Dear Linda Ronstadt,

May I call you Linda? You see, your voice is the soundtrack of my youth. I’ve always felt through your creative work, that I know at least the musical part of you. I’ve never known life without your music. My Mother is a music teacher, and your album (Hand Sewn...Homegrown) was playing when my parents swaddled their first born, on the fragile drive home from the hospital.

Linda, thank you for always being there when I needed reassurance. You were there when I first felt like a woman, and you were there when I was longing for someone, or blue. You were there when I fell in love, and you were there when I watched that love walk away. You reminded me to be strong and gritty, yet feminine and playful. You were my way cooler hipper big sister, who knew things. I hung onto your every word, because everything in my world felt alright, when you sang.

We were diagnosed about the same time. You and I, sitting in somebody’s office in shock, trying to make some sense of the devastating news. I am a dancer. You are a singer. Parkinson’s is a cruel thief, taking the one thing brought us the most joy.

The problem with Parkinson’s isn’t the pesky tremors or loss of coordination that make it hard to pull shoes on, nor the stiffness and freezing episodes that prevent mobility by car and on foot... I’m housebound again today. These painful episodes can be expected though, and as humiliating as it might be to admit, I am now disabled. My voice, like everything else, is changing... no matter how I shake my little fist at the sky asking why.
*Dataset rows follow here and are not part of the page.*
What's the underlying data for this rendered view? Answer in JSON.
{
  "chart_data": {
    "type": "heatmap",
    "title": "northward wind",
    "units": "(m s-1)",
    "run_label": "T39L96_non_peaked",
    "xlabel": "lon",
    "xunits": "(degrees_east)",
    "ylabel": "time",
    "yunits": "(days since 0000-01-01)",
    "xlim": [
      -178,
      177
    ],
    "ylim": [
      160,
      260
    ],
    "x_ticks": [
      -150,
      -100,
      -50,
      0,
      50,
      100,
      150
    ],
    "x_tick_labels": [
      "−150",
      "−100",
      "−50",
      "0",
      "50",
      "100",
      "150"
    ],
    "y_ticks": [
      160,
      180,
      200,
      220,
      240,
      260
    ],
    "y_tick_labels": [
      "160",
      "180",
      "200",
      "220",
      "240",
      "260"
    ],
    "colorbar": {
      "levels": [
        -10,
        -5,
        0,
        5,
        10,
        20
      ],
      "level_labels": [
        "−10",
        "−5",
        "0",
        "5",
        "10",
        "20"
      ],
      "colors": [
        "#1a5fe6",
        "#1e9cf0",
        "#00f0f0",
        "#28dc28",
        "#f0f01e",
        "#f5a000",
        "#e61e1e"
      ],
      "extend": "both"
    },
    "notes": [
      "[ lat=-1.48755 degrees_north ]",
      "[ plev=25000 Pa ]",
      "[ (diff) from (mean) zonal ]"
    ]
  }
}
I can handle the physical symptoms.

The part that’s killing me is the isolation of a neurologic condition we all know (based upon medical facts), will dismantle EVERYTHING that makes us human. Well, almost everything…

Linda, I wrote this note for you to use as a touchstone. Parkinson’s cannot take our spirit. I look at our peers and marvel at their perseverance and tenacity, even when there is a mountain at the gate that disturbs any sense of well-being.

I stand by you, and never give up because I don’t know who among our peers might be like I am with you- listening, for some reminder of connection. Listening, to stay alive. You may not be aware of this, but you might be someone’s hero. Someone Who is barely hanging on by their fingernails and ready to drop off the edge into the abyss of despair, of depression and apathy. Parkinson’s, like depression, is an incessant liar.

I’ll try not to sing off key.

You might be surprised to know I sang pretty well last night, for a dancer. I sang for you, and also for our Parkinson’s family. My song might have been raw and imperfect, but all I have to offer, standing there shaking the microphone, is the kind of swagger that can only come from a woman with nothing to lose.

All the lyrics and experiences, I’ll soon forget. But right now music is keeping me alive. I won’t forget those rides I took in my moms car when I was so excited to hear her new eight track ... oh Mom, wow! It’s Linda Ronstadt.

I’d have goosebumps along my scrawny arms and rolling the window down to shout along was a rare pleasure. You and I, we had the same questions!

When will I be loved?

Why was my crush no good?

How is it so easy to fall in love?

Your velvety voice was a beacon. Like Roberta Cleopatra Flack, Nina Simone and Bonnie Raitt... I had only brothers, so you became my sisters.

Sometimes I imagined that you were my best friend and I was invited all your cool gigs, sitting so close I could see beads of sweat on your shoulders. I would try to dress like you but didn’t have breasts or confidence to pull it off. What I had was your lyrics, running on a loop.

You’ve stated that people with Parkinson’s can’t sing, that it’s impossible. If you are referring to the perfection that was and is your talent, I would like to add that nobody can match that... with, or without a brain disorder. Your legacy remains untouched, unparalleled, and has nourished me all this time.

I would be honored to sing for you sometime. It’s my turn to remind you that the queen of hearts is always your best bet.

Heather Kennedy

PS. My stage name will be Kathleen Kiddo (The nom de plume adopted after diagnosis). Though I can’t do justice to your epic legacy, I’ll dedicate these songs to you, sister, until my one small voice is taken away.